Launch flags (UE side)

MyGame.exe -PixelStreamingURL=ws://localhost:8888 -RenderOffScreen -AudioMixer -ForceRes -ResX=1920 -ResY=1080
Flag Purpose
-PixelStreamingURL Where to find the signalling server
-RenderOffScreen No on-screen window
-AudioMixer Required for audio over WebRTC
-ForceRes -ResX -ResY Fixed resolution to avoid resize churn

Signalling server

git clone https://github.com/EpicGames/PixelStreamingInfrastructure
cd PixelStreamingInfrastructure/SignallingWebServer
./platform_scripts/cmd/Start_SignallingServer.ps1

The frontend page at http://localhost shows a video and connects to your UE process.

Browser embedding

<script type="module">
import { PixelStreaming, Config } from '@epicgames-ps/lib-pixelstreamingfrontend-ue5.5';
const ps = new PixelStreaming(new Config({
  initialSettings: { ss: 'ws://localhost:80', AutoConnect: true, StartVideoMuted: false }
}));
document.body.appendChild(ps.videoElementParent);
</script>

The exposed <video> element can be wrapped by any rendering layer (e.g. workflows/ue-in-three-js puts it on a THREE.VideoTexture).

Input forwarding

Mouse, keyboard, gamepad, touch are auto-handled.
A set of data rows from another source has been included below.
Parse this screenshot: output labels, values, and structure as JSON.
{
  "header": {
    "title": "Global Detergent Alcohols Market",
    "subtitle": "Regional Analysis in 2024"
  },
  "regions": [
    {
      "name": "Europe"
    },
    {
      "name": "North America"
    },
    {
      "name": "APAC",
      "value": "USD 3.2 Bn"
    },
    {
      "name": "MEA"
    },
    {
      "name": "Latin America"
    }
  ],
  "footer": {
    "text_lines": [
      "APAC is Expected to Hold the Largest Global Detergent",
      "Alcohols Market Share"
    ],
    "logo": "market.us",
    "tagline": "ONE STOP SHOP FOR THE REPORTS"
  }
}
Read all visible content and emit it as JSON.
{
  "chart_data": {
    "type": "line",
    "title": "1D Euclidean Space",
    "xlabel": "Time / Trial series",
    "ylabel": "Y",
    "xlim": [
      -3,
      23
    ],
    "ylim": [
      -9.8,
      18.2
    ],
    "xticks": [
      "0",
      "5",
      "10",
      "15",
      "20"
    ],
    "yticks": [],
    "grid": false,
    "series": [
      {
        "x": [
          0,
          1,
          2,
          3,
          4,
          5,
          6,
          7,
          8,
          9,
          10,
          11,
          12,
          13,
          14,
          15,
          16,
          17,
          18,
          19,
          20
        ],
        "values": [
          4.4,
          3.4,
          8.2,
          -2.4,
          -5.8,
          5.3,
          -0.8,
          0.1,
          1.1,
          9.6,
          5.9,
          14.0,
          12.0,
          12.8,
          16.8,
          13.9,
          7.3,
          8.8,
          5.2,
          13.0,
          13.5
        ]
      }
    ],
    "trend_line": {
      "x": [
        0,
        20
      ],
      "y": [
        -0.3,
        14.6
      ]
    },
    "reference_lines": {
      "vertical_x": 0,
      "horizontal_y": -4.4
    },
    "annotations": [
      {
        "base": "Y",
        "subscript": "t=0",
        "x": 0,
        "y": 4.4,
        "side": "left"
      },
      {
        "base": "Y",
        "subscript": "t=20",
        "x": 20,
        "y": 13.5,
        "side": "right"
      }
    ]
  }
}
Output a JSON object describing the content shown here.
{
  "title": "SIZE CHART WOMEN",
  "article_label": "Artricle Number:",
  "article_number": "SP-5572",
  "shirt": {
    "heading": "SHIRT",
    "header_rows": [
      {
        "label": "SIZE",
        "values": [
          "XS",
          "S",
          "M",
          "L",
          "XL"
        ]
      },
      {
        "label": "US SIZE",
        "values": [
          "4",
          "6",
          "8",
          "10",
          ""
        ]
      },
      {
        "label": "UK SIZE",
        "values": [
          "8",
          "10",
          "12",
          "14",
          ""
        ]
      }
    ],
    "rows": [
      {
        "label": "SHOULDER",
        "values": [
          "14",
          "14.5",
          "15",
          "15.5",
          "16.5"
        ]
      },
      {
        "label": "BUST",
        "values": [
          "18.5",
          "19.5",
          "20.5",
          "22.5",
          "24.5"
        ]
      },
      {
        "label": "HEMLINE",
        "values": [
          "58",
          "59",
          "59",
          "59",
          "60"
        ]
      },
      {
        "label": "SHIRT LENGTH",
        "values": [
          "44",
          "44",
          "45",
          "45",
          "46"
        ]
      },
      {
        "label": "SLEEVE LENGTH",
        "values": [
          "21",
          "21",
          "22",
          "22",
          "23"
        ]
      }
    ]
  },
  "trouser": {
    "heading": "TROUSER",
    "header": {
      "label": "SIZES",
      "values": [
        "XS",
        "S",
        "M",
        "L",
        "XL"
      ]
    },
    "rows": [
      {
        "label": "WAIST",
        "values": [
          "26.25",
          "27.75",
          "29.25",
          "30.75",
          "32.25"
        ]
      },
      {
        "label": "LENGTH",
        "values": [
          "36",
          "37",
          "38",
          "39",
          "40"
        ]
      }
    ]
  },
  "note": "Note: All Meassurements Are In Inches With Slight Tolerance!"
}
Custom UI events via:

ps.emitUIInteraction({ type: 'spawn', payload: { x: 12, y: 0, z: 5 }});

UE side: in any actor, listen for Pixel Streaming Input Component → OnPixelStreamingInputEvent.

Quality CVars

CVar Effect
PixelStreaming.WebRTC.MaxBitrate 8000000 Cap upstream bandwidth
PixelStreaming.WebRTC.MinBitrate 1000000 Floor
PixelStreaming.Encoder.RateControlMode CBR CBR / VBR
PixelStreaming.Encoder.TargetBitrate 5000000 Encoder target
PixelStreaming.Encoder.MinQP 20 Quality floor (low = sharper)
PixelStreaming.Encoder.MaxQP 40 Quality ceiling

Scaling

  • One UE instance per client for interactive use cases. Each instance needs a GPU.
  • For broadcast (one-to-many view-only): use the SFU (Selective Forwarding Unit) included in PixelStreamingInfrastructure.
  • Managed alternatives: PureWeb Reality, Eagle 3D Streaming, AWS GameLift Streams, Vagon.

Gotchas

  • WebRTC requires HTTPS in production. Use mkcert for local dev or a reverse proxy with TLS.
  • Latency depends on encoder; NVENC (H.264) on RTX = ~20–40 ms; software fallback = much higher.
  • The browser frontend's React app is overkill for embedded use — instantiate PixelStreaming directly.